His assessment was echoed by another senior official, a former minister who says sexual abuse in madrassas happens all the time. He also doesn't want his name used because he too has survived suicide bombings due to his stance on militants.
"That's a very dangerous topic," he says.
And yes, Islamic activists will rally to support child molesters.
The fear of clerics was evident at the courthouse in Kehrore Pakka, where the former teacher of Parveen's son waited his turn to go before a judge. A half dozen members of the radical Sunni militant organization Sipah-e-Sahabah were there to support the teacher.
The madrassa where Maqsood's brother went, with more than 250 students, has a reputation in the neighborhood for abuse. Two women with their heads covered hurry past, stopping briefly to warn a young Pakistani woman, "Don't bring your children to that madrassa. It is very bad what they do to the children there."

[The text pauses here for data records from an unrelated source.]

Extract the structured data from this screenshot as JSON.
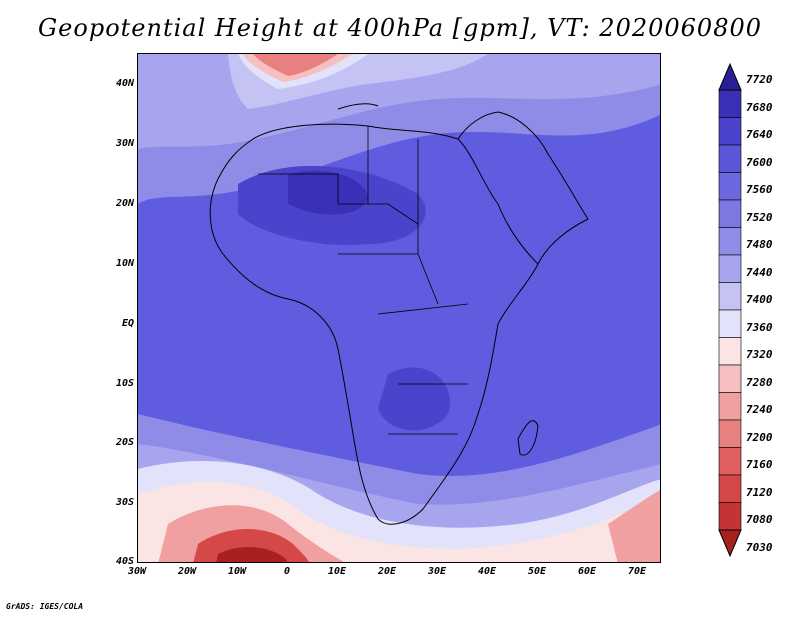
{
  "title": "Geopotential Height at 400hPa [gpm], VT: 2020060800",
  "footer": "GrADS: IGES/COLA",
  "lat_labels": [
    "40N",
    "30N",
    "20N",
    "10N",
    "EQ",
    "10S",
    "20S",
    "30S",
    "40S"
  ],
  "lon_labels": [
    "30W",
    "20W",
    "10W",
    "0",
    "10E",
    "20E",
    "30E",
    "40E",
    "50E",
    "60E",
    "70E"
  ],
  "colorbar": {
    "labels": [
      "7720",
      "7680",
      "7640",
      "7600",
      "7560",
      "7520",
      "7480",
      "7440",
      "7400",
      "7360",
      "7320",
      "7280",
      "7240",
      "7200",
      "7160",
      "7120",
      "7080",
      "7030"
    ],
    "colors": [
      "#2a1f96",
      "#3a30b8",
      "#4a44cc",
      "#5a56d8",
      "#6b67de",
      "#7c78e2",
      "#8f8ce8",
      "#a7a5ee",
      "#c4c3f4",
      "#e2e2fa",
      "#fbe4e4",
      "#f6c0c0",
      "#f0a0a0",
      "#e98080",
      "#e06060",
      "#d44848",
      "#c43434",
      "#a82020"
    ]
  }
}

A sign for the madrassa is emblazoned with the flag of a Taliban-affiliated group.
Parveen, the mother of the 9-year-old boy who says he was raped by his teacher in Kehrore Pakka, vowed that she would never give in to intimidation. But relatives and neighbors say the family was hounded by religious militants to drop the charges and take money.
In the end, the mother "forgave" the cleric and accepted $300, according to police.
The cleric was set free.
Nothing to do with Islam. Of course.
It couldn't be that Mohammed's example or the general legitimization of rape in Islam could have anything to do with all this.